Nach dem Tod von 15 Menschen mit Coronavirus-Infektion in einem Alters- und Pflegeheim in Wolfsburg wird dort händeringend gegen eine weitere Zuspitzung der Lage gekämpft. In dem Haus, in dem überwiegend Demenzkranke leben, sollen Infizierte strikt von negativ getesteten Bewohnern getrennt werden. Am Sonntag wurde der Tod von drei weiteren Bewohnern im Alter von 80, 86 und 88 Jahren gemeldet. Die Lage hatte sich am Freitag zugespitzt, als die Stadt acht Todesfälle meldete. Von etwa 165 Bewohnern des Hanns-Lilje-Heims waren am Samstag laut Gesundheitsamt 72 infiziert.
Für das kirchliche Heim mit oft hochgradig dementen Menschen sei die Lage extrem schwierig, sagte Oberbürgermeister Klaus Mohrs. „Wir stehen aber erst am Anfang der Entwicklung. Das wird für uns alle noch eine sehr, sehr harte Zeit“, sagte der SPD-Politiker.
„Es tut uns unendlich leid, und wir versuchen alles, um die anderen Menschen noch zu schützen“, sagte Mohrs. Alle Heimbewohner seien mit einem Abstrich getestet worden. Bei negativem Ergebnis werde der Test alle drei Tage wiederholt. In den nächsten Wochen sollen die Infizierten und die negativ Getesteten auf unterschiedlichen Stockwerken leben.
Niedersachsens Ministerpräsident Stephan Weil (SPD) nannte die Entwicklung dramatisch. „Das Geschehen in Wolfsburg führt uns die Unerbittlichkeit dieses Virus vor Augen“, sagte Weil. „Mein besonderer Dank gilt all denen, die in dem Heim versuchen, trotz eigener Gefährdung weitere Ansteckungen und weitere Todesopfer zu verhindern“, sagte der Regierungs-Chef der Staatskanzlei in Hannover zufolge.
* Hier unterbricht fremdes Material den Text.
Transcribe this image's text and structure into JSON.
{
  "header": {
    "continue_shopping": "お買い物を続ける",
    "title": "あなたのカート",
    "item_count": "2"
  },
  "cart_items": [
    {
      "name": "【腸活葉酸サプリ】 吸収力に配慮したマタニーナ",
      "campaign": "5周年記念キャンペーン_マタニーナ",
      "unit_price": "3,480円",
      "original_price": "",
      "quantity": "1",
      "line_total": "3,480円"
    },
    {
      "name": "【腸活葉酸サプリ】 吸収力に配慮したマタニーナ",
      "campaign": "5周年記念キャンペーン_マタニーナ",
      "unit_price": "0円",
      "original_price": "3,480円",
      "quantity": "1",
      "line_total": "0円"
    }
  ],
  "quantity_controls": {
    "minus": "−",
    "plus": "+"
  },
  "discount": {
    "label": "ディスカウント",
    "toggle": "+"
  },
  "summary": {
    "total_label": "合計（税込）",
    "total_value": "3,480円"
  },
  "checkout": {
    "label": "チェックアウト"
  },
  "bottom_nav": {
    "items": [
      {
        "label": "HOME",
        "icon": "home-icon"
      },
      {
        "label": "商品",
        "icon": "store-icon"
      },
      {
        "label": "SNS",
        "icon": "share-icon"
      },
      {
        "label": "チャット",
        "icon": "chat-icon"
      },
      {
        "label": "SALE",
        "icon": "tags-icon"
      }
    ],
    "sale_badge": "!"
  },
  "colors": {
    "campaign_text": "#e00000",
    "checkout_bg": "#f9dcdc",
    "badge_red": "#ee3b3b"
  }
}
Mohrs kündigte umfassende Hygienemaßnahmen für die Pflegeeinrichtung an. Schleusen sollen verhindern, dass Menschen aus den getrennten Bereichen aufeinander treffen. Kurzzeitig sei darüber nachgedacht worden, ein Wolfsburger Hotel für die Pflegepatienten umzurüsten. Vorerst werde dies aber nicht umgesetzt.
„Es ist eine besondere Herausforderung in der Arbeit mit demenziell veränderten Menschen, bei denen jegliche Form der Veränderung wie Ortswechsel, Menschen in Schutzkleidung oder vermummte Gesichter Irritationen und Ängste auslöst“, sagte Heimleiter Torsten Juch. „Daher war es aus unserer pflegefachlichen Sicht die beste Alternative, innerhalb des Hauses getrennte Bereiche einzurichten und nach Abwägung aller Argumente den Verbleib aller Bewohner bestmöglich zu organisieren. Eine Evakuierung hätte eine Verschlechterung der Demenzerkrankungen zur Folge gehabt.“
Die Deutsche Stiftung Patientenschutz forderte eine Überarbeitung der Schutzkonzepte für die rund 11 700 vollstationären Pflegeheime. Sobald ein Bewohner grippeähnliche Symptome zeige, müssten alle Heimbewohner getestet werden, forderte die in Dortmund ansässige Stiftung mit Blick auf den Fall in Wolfsburg. „Wird das Coronavirus nachgewiesen, muss das Gesundheitsamt mit der Heimaufsicht das medizinische Management unverzüglich übernehmen“, hieß es in einer Stellungnahme von Stiftungsvorstand Eugen Brysch.